Names
Ahvena (Ahven)
Perch, European perch, Perca fluviatilis. At various stages of Tallinn’s past, new or developing neighborhoods were given names revolving around a theme. This one – on the Kakumäe peninsula, site of former fish processing and refrigeration plants – is part of a fish group, see Havi, interspersed among a fishing-tackle group, see Abara.
Aia (Aed)
Fence, enclosure, garden, run. However, as in English where ‘garden’ originally meant that which enclosed it, as in, for example, Latin: hortus gardinus, ‘enclosed garden’, deriving from Proto Indo-European (PIE) *gher- ‘to grasp, to enclose’ (cf. Old English geard ‘enclosure, garden, house’, etc.) ultimately giving rise to Old Church Slavonic gradu*, ‘town, city’ and Russian город (gorod), град (-grad), English girdle and yard, and related to PIE *gherdh- ‘staff, pole’. The same seems to apply in Estonian where the aed originally meant an enclosure made of pickets (cf. Finnish aita, fence). Only Tallinn street name a palindrome in the genitive, but not the nominative. Rare in existing in 3 varieties. For details, see, in reverse alphabetical order: Aia [tänav], Aia [tee] and Aia [käik].

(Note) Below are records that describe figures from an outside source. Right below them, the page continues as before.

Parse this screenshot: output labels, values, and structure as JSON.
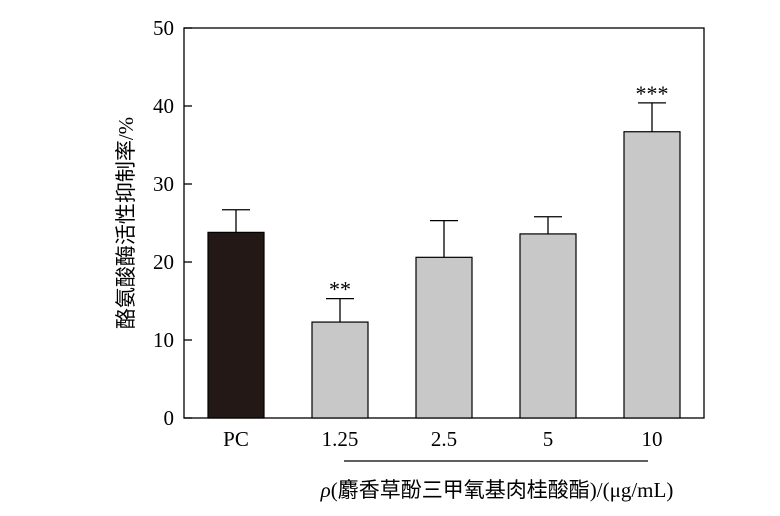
{
  "chart_data": {
    "type": "bar",
    "categories": [
      "PC",
      "1.25",
      "2.5",
      "5",
      "10"
    ],
    "values": [
      23.8,
      12.3,
      20.6,
      23.6,
      36.7
    ],
    "errors": [
      2.9,
      3.0,
      4.7,
      2.2,
      3.7
    ],
    "significance": [
      "",
      "**",
      "",
      "",
      "***"
    ],
    "bar_colors": [
      "#231815",
      "#c8c8c8",
      "#c8c8c8",
      "#c8c8c8",
      "#c8c8c8"
    ],
    "ylabel": "酪氨酸酶活性抑制率/%",
    "xlabel_symbol": "ρ",
    "xlabel": "(麝香草酚三甲氧基肉桂酸酯)/(μg/mL)",
    "ylim": [
      0,
      50
    ],
    "yticks": [
      "0",
      "10",
      "20",
      "30",
      "40",
      "50"
    ],
    "grid": false
  }
}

* Given the complications of displaying ‘exotic’ scripts online, here Glagolitic, see, and ideally buy, A Rambling Dictionary of Tallinn Street Names (all author earnings from the book go to the Tallinna Lastehaigla Toetusfond (Tallinn Children’s Hospital Foundation, set up to aid purchase medical equipment), allowing you to contemplate, with wonder I hope, one of humanity's multiple endeavors at reproducing the infinite subtleties of speech in a pathetic 20-odd alphabet.
Äia (Äi)
Father-in-law. Along with äio or äiolane (äi:äio in Võru dialect), it also means ‘devil’ and its attendant adjectival consequences: damn, bloody, fuck(ing)... shedding a grim light on Estonian in-law affinities. By the same logic, äiatar, strictly ‘field scabious’ (see Jaanilille), also translates as female devil, as well as, logically, mother-in-law. Curiously, while ‘mother’ in Estonian and Finnish are respectively ema and emä, ‘mom’, ‘mommy’, etc., in Finnish it’s äiti. See Hõimu. Another street fractionally outside Tallinn, in Iru.